Until 1920, Zuni people primarily made jewelry for themselves or family members. However, by 1930, much Zuni jewelry was being made for tourists. Three men played a monumental role in this transition—the archaeologist FW Hodge, the trader CG Wallace, and the carver Leekya Deyuse. From 1917 to 1928, Frederick Webb Hodge excavated the old Zuni Pueblo of Hawikku, which was inhabited from 1300 AD to 1686 AD. Hodge’s crew consisted primarily of Zuni workmen, including the Zuni carver, Leekya Deyuse. In the excavation, they found many examples of turquoise jewelry, including fetishes and mosaic work. CG Wallace employed carvers and jewelers to produce jewelry for his trading post, and supported Leekya by gifting him with carving supplies, and purchasing his work for resale. Although Leekya and other carvers began to make fetish necklaces in the old style upon their discovery in the 1920s, they did not become popular until the 1930s. CG Wallace encouraged his carvers to carve mainly traditional animal shapes similar to the stone fetishes and pendants recovered by Zuni laborers excavating Hawikku and other historic and prehistoric sites. Wallace also encouraged his carvers by supplying grinding equipment, hand tools, and studio space. While the revival of the fetish art market began at Zuni, it was also practiced at other pueblos, including Santo Domingo and Cochiti, where it also became popular.

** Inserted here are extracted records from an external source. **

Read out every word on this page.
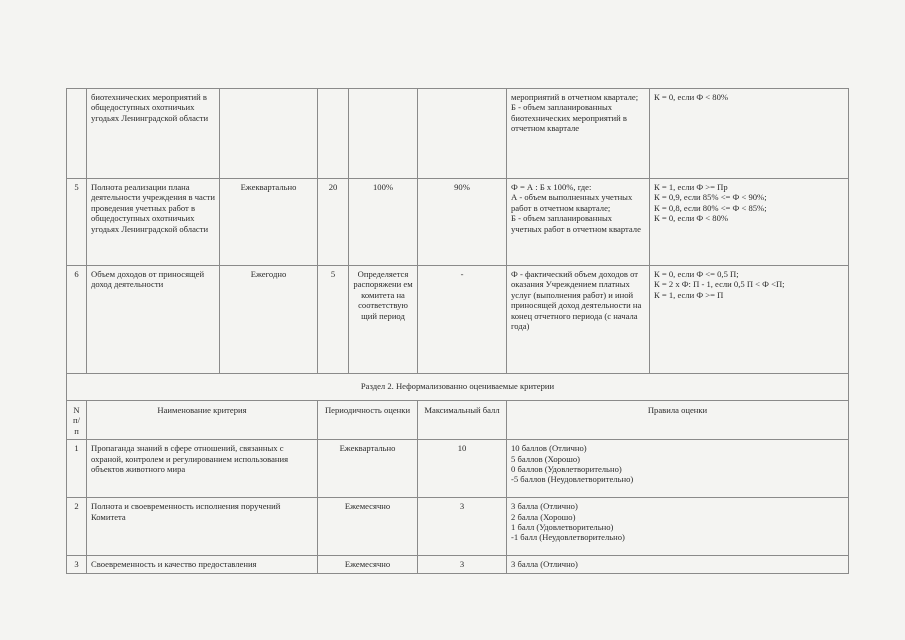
	биотехнических мероприятий в общедоступных охотничьих угодьях Ленинградской области					мероприятий в отчетном квартале;
Б - объем запланированных биотехнических мероприятий в отчетном квартале	К = 0, если Ф < 80%
5	Полнота реализации плана деятельности учреждения в части проведения учетных работ в общедоступных охотничьих угодьях Ленинградской области	Ежеквартально	20	100%	90%	Ф = А : Б х 100%, где:
А - объем выполненных учетных работ в отчетном квартале;
Б - объем запланированных учетных работ в отчетном квартале	К = 1, если Ф >= Пр
К = 0,9, если 85% <= Ф < 90%;
К = 0,8, если 80% <= Ф < 85%;
К = 0, если Ф < 80%
6	Объем доходов от приносящей доход деятельности	Ежегодно	5	Определяется распоряжени ем комитета на соответствую щий период	-	Ф - фактический объем доходов от оказания Учреждением платных услуг (выполнения работ) и иной приносящей доход деятельности на конец отчетного периода (с начала года)	К = 0, если Ф <= 0,5 П;
К = 2 х Ф: П - 1, если 0,5 П < Ф <П;
К = 1, если Ф >= П
Раздел 2. Неформализованно оцениваемые критерии				
N
п/п	Наименование критерия	Периодичность оценки	Максимальный балл	Правила оценки
1	Пропаганда знаний в сфере отношений, связанных с охраной, контролем и регулированием использования объектов животного мира	Ежеквартально	10	10 баллов (Отлично)
5 баллов (Хорошо)
0 баллов (Удовлетворительно)
-5 баллов (Неудовлетворительно)
2	Полнота и своевременность исполнения поручений Комитета	Ежемесячно	3	3 балла (Отлично)
2 балла (Хорошо)
1 балл (Удовлетворительно)
-1 балл (Неудовлетворительно)
3	Своевременность и качество предоставления	Ежемесячно	3	3 балла (Отлично)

In the 1970s, the popularity of fetish necklaces increased with the general popularity of Native American jewelry. Navajo jewelers had begun to mimic Zuni work by this time, and the market became flooded with machine-made fetish necklaces from Italy, Mexico, and the Philippines. However, a true Zuni fetish necklace is recognizable by the excruciating detail of its carvings that cannot be copied. Zuni fetish necklaces are disappearing from the art market because they are handmade from bead to fetish, and are very labor-intensive to produce. From a carver’s perspective, the necklaces do not command high enough prices to justify the amount of work to create them. An authentic Zuni fetish necklace is an increasingly rare and special piece of authentic Southwestern Native American jewelry.